Don Vinagre e O Vinho Que Se Acha Melhor Que Você

Don Vinagre
Tem vinho que não quer ser bebido — quer ser reverenciado.
Tem rótulo que olha pra você com aquele ar de superioridade, como quem diz: “Você não está pronto pra mim.”
E tem gente que adora vestir esse papel: o sacerdote da taça, o oráculo do tanino, o guardião das palavras difíceis.
É essa gente que estraga o vinho. Não o líquido, mas a experiência.
Transformaram algo feito pra ser simples — uma bebida milenar, nascida de uva e sol — numa espécie de senha de acesso a um clube fechado, onde só entra quem fala “terroir” sem tropeçar.
Aí o curioso, o iniciante, o apaixonado sem diploma, fica de fora.

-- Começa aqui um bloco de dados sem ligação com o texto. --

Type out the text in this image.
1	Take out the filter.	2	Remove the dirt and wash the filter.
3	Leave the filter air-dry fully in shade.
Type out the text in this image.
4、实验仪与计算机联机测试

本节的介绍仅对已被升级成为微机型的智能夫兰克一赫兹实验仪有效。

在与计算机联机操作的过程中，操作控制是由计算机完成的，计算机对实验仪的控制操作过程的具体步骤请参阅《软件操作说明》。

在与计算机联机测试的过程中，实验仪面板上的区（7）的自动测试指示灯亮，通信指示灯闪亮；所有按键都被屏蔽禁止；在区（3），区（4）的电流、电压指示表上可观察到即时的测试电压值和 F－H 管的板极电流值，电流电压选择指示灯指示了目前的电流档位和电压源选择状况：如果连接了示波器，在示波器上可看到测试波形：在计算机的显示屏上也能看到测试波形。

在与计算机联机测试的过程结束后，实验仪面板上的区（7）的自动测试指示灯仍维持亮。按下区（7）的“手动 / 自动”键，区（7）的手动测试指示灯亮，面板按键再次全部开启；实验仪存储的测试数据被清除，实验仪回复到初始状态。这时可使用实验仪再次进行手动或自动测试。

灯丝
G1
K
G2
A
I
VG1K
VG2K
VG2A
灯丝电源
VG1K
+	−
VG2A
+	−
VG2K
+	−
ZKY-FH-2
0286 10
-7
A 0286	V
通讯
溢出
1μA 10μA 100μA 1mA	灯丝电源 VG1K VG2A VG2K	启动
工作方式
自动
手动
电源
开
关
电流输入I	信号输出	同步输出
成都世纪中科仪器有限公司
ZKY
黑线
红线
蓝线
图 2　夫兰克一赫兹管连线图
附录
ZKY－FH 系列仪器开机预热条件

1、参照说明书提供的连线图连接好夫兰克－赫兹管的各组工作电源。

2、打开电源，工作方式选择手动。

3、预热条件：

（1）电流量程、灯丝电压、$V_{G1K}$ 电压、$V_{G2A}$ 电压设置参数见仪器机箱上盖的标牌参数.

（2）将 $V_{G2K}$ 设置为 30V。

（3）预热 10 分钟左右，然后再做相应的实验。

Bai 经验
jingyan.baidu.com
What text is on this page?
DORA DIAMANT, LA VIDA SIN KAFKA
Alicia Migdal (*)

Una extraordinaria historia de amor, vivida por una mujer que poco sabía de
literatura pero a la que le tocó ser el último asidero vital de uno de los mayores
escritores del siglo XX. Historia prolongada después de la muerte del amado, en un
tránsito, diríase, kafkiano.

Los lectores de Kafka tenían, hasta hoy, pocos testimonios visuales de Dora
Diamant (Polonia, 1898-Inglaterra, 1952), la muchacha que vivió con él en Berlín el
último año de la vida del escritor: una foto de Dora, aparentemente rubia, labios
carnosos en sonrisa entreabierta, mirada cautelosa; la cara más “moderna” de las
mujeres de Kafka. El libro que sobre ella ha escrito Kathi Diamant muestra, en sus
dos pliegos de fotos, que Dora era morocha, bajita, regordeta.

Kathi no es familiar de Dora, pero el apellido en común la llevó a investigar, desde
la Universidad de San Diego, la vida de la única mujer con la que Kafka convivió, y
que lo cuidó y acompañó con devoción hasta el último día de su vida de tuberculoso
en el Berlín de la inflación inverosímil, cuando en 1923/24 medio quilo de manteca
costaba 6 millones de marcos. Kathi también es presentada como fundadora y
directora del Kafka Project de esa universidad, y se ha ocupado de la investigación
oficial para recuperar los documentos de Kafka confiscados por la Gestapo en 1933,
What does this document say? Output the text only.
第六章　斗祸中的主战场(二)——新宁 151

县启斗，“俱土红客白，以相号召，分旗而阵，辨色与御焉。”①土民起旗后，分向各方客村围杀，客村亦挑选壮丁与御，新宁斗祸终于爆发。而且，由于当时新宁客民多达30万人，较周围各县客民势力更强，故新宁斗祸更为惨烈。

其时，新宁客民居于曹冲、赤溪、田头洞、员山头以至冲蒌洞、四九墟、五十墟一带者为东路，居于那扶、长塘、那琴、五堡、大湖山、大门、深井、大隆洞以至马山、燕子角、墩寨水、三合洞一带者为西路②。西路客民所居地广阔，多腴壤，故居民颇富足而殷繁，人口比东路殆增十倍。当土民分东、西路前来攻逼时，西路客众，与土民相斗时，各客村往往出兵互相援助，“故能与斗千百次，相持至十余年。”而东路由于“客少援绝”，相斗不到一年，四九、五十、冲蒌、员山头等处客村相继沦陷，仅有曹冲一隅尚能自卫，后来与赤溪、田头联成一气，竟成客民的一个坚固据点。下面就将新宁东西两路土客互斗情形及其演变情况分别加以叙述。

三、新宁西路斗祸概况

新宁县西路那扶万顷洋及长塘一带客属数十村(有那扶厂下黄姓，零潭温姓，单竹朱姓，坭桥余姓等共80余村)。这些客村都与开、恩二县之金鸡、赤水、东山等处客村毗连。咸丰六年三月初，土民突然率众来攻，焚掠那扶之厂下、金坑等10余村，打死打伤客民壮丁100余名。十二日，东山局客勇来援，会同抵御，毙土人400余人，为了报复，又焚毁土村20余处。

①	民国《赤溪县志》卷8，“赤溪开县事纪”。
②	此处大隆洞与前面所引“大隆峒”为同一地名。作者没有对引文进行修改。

Com medo de perguntar, com vergonha de errar o nome de uma uva, com receio de dizer que gostou de um vinho “errado”.
Errado pra quem?
Esse esnobismo não educa — afasta.
Não estimula — intimida.
E tudo isso por quê? Pra manter a pose.
Pra parecer mais culto, mais fino, mais entendido.
Como se o vinho precisasse de tradutor juramentado pra ser apreciado. Como se o paladar fosse um vestibular, e não uma memória afetiva com líquido.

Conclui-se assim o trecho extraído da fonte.